The most depressed and isolated I have ever felt in my life was
the entire time I was in high school and any moment
I spent in these buildings.
Upper Arlington is a suburb of Columbus. I
moved here from Hong Kong believe it or not at the beginning
of the ninth grade. Having lived in culturally diverse
places before coming to Ohio, I was shocked by the blatant
and proud bigotry of the teachers and students of this school. I
think there may have been only two black kids.
Any classroom discussion of current events
or politics was drenched in racism.
I remember the school was composed mostly of people I considered
jocks... maybe it was me who was the snob?
It wasn't until I discovered alcohol that I felt like I could fit in
with anyone.
I had friends here, but very few. I'd say
five. A couple skateboarders and a couple goths.
Mostly my friends went to other schools, skaters I hung out with at
Dodge and street spots.
I always liked skateboarding because I was so anti-social at the time,
it was something I could do alone.
Maybe since now I am so obviously hyper-social I am just making up for
lost time.
I was always a slow student.

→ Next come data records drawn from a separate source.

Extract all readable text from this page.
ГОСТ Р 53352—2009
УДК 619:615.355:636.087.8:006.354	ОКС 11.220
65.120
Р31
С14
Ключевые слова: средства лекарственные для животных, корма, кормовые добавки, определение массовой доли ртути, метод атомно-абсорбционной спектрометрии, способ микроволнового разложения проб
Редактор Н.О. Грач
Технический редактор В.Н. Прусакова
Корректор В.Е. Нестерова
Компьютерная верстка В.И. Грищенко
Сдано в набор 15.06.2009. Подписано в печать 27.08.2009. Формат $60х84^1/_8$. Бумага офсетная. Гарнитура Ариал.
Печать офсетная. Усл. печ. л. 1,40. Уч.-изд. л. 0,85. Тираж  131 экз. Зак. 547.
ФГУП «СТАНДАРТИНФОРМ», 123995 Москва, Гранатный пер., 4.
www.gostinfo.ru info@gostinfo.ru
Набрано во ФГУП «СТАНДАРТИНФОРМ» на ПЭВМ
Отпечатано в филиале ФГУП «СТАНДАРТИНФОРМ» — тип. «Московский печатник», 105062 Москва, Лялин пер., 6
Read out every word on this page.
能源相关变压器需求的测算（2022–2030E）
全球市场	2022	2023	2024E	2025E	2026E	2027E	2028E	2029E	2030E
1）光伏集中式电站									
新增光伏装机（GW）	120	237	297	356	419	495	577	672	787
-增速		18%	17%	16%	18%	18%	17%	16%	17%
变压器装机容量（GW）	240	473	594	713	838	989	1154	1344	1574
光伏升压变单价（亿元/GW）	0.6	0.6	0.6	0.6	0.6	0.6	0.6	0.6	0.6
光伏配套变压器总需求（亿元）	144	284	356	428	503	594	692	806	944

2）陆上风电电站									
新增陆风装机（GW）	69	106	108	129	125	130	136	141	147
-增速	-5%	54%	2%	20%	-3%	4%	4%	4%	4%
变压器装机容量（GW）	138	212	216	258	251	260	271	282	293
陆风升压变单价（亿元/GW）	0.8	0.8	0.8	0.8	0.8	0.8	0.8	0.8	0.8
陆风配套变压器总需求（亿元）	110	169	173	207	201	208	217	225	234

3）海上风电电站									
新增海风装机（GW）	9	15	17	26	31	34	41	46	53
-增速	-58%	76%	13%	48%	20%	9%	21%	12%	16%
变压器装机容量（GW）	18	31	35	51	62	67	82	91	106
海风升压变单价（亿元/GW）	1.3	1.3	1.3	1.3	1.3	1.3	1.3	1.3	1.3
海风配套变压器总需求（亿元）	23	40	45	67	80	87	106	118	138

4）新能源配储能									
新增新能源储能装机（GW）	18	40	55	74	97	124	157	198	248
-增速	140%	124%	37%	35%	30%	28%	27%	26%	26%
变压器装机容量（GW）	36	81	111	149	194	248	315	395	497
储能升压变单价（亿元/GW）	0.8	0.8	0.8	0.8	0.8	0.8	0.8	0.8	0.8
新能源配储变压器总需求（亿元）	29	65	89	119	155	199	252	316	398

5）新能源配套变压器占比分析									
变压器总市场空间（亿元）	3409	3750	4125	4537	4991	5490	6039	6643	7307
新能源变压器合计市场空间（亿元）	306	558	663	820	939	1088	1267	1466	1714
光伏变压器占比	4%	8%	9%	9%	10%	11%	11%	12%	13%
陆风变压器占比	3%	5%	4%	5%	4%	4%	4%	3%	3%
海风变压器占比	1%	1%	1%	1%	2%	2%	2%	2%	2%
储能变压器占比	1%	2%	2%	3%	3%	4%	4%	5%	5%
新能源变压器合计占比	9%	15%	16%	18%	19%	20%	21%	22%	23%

I was in small slow classes
with like a kid that had bad tourettes and a girl that didn't
talk.
My grades averaged in the C's and D's. I never could do math or
remember
things well.
I feel bad for picking on Alex Olson a few days ago, because I'm sure
my writing was just as bad. Sorry Alex!
Sometimes I got in fights, I had a bad temper that would flare
up for no reason.
I know that talking about what we were like in high school is about as
boring as talking about your dreams...
but I think coming here was an exorcism for me.
I never played any sports or went to any school functions.
But I like this tower. It looks nice, I would never go to a
class reunion, I don't think anyone would remember
me anyway. It is almost 10 years now since I finished. I
graduated in
1995. The people I want to see I still see.